Their journey to Egypt was no trip to Disney World (“Are we there yet?”) but neither was the Holy Family running away from danger so much as they were hastening to fulfill Jesus’s destiny, to prepare him to become who and what he was—a man like us in all things but sin; the Messiah who proclaimed the gospel of the kingdom of heaven. In the Father’s plan, Jesus needed to experience the Exodus story before he grew up so that he could identify with the struggles of those whom he was born to save. In the Book of the Prophet Hosea it is written: “When Israel was a child, I loved him; out of Egypt I called my Son” (Hos 11:1). The story of the Israelites in bondage in Egypt was one of the most important stories that Mary and Joseph taught Jesus in their one-room schoolhouse of the gospel. “God sets a father in honor over his children; a mother’s authority he confirms over her sons” (Sir 3:2-3). The home of the Holy Family in Nazareth is where we begin to understand the life of Jesus … a lesson on family life (CCC No. 533).
Is it not the same today with us? The stories we share with one another at Mass must be continually taught in our homes, within our families, at our schools, and among nonbelievers. To fill in the gaps God proves us with his grace.
I was not raised in a churchy family. To date few relatives have called upon my services, which are offered pro bono. Waiting tables; driving a truck; saving souls—to them these are a means to an end. But I do believe that through it all there has been great grace, for what else could have led me to become a priest without my family members goading me into it, or even introducing to me the idea?

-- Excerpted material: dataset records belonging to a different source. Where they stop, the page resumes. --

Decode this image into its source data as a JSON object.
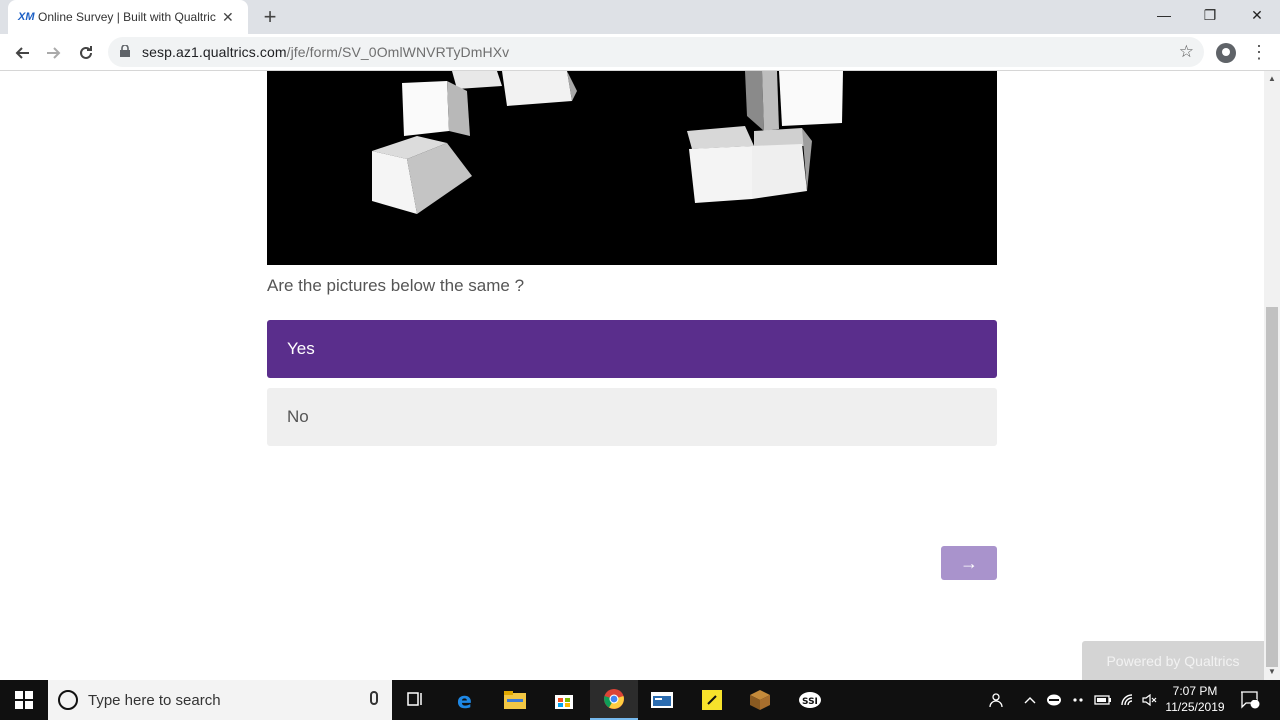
{
  "browser": {
    "tab_favicon": "XM",
    "tab_title": "Online Survey | Built with Qualtrics",
    "tab_close": "✕",
    "new_tab": "+",
    "url_host": "sesp.az1.qualtrics.com",
    "url_path": "/jfe/form/SV_0OmlWNVRTyDmHXv",
    "icons": [
      "back-icon",
      "forward-icon",
      "reload-icon",
      "lock-icon",
      "star-icon",
      "account-icon",
      "menu-icon"
    ]
  },
  "window_controls": {
    "minimize": "—",
    "restore": "❐",
    "close": "✕"
  },
  "survey": {
    "question": "Are the pictures below the same ?",
    "choices": [
      {
        "label": "Yes",
        "selected": true
      },
      {
        "label": "No",
        "selected": false
      }
    ],
    "next_label": "→",
    "powered_by": "Powered by Qualtrics",
    "accent_color": "#5a2e8c"
  },
  "taskbar": {
    "search_placeholder": "Type here to search",
    "time": "7:07 PM",
    "date": "11/25/2019",
    "notification_count": "1",
    "pinned_icons": [
      "task-view-icon",
      "edge-icon",
      "file-explorer-icon",
      "store-icon",
      "chrome-icon",
      "window-app-icon",
      "sticky-notes-icon",
      "minecraft-icon",
      "ssi-icon"
    ]
  }
}
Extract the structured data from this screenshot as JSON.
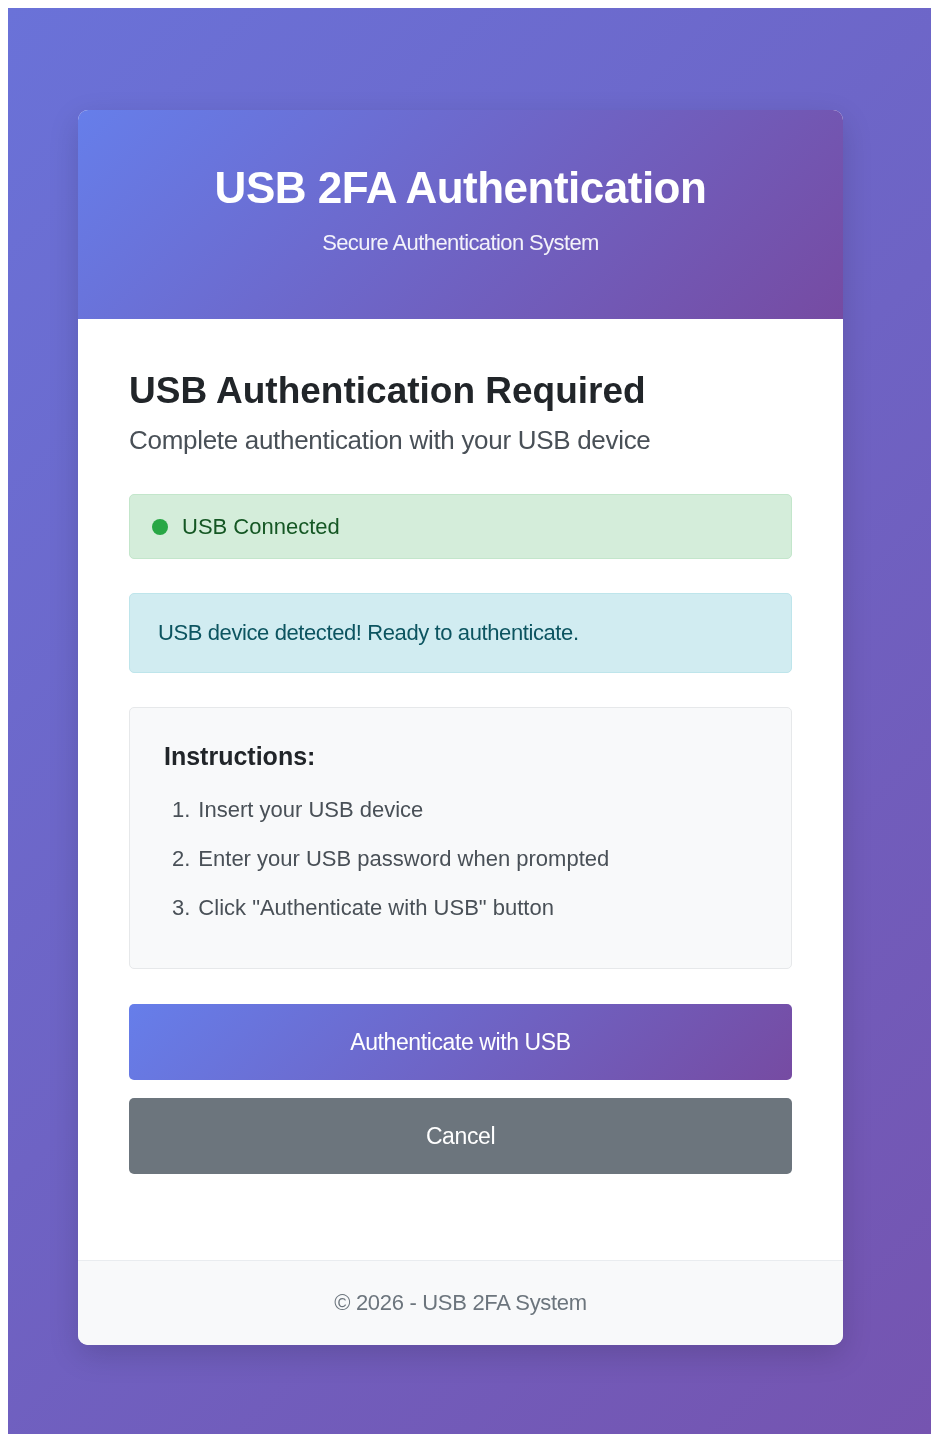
{
  "header": {
    "title": "USB 2FA Authentication",
    "subtitle": "Secure Authentication System"
  },
  "heading": "USB Authentication Required",
  "description": "Complete authentication with your USB device",
  "status": {
    "label": "USB Connected",
    "color": "#28a745"
  },
  "alert": {
    "text": "USB device detected! Ready to authenticate."
  },
  "instructions": {
    "title": "Instructions:",
    "steps": [
      {
        "number": "1.",
        "text": "Insert your USB device"
      },
      {
        "number": "2.",
        "text": "Enter your USB password when prompted"
      },
      {
        "number": "3.",
        "text": "Click \"Authenticate with USB\" button"
      }
    ]
  },
  "buttons": [
    {
      "label": "Authenticate with USB",
      "kind": "primary"
    },
    {
      "label": "Cancel",
      "kind": "secondary"
    }
  ],
  "footer": "© 2026 - USB 2FA System"
}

There was something in the air that night that my father married my mother. At the hotel the local Republican Party was holding its caucus. The place was packed with lawyers, judges, notaries, and justices of the peace. “Bring a preacher,” my mother said. My father drove up the hill to my mother’s house with a JP in tow. There they were married in her living room by the fireplace. They watched the lunar landing on TV and the following morning they left for their honeymoon—to Woodstock. In my family that is a true story even if it didn’t happen.
The Russian novelist Leo Tolstoy famously wrote: “All happy families are the same; every unhappy family is unhappy in its own way.” To that I would say, grace exists in every family. The color of the wallpaper and the carpeting may be different, but the school of the gospel is always in session. No student becomes the Master. We are all lifelong learners.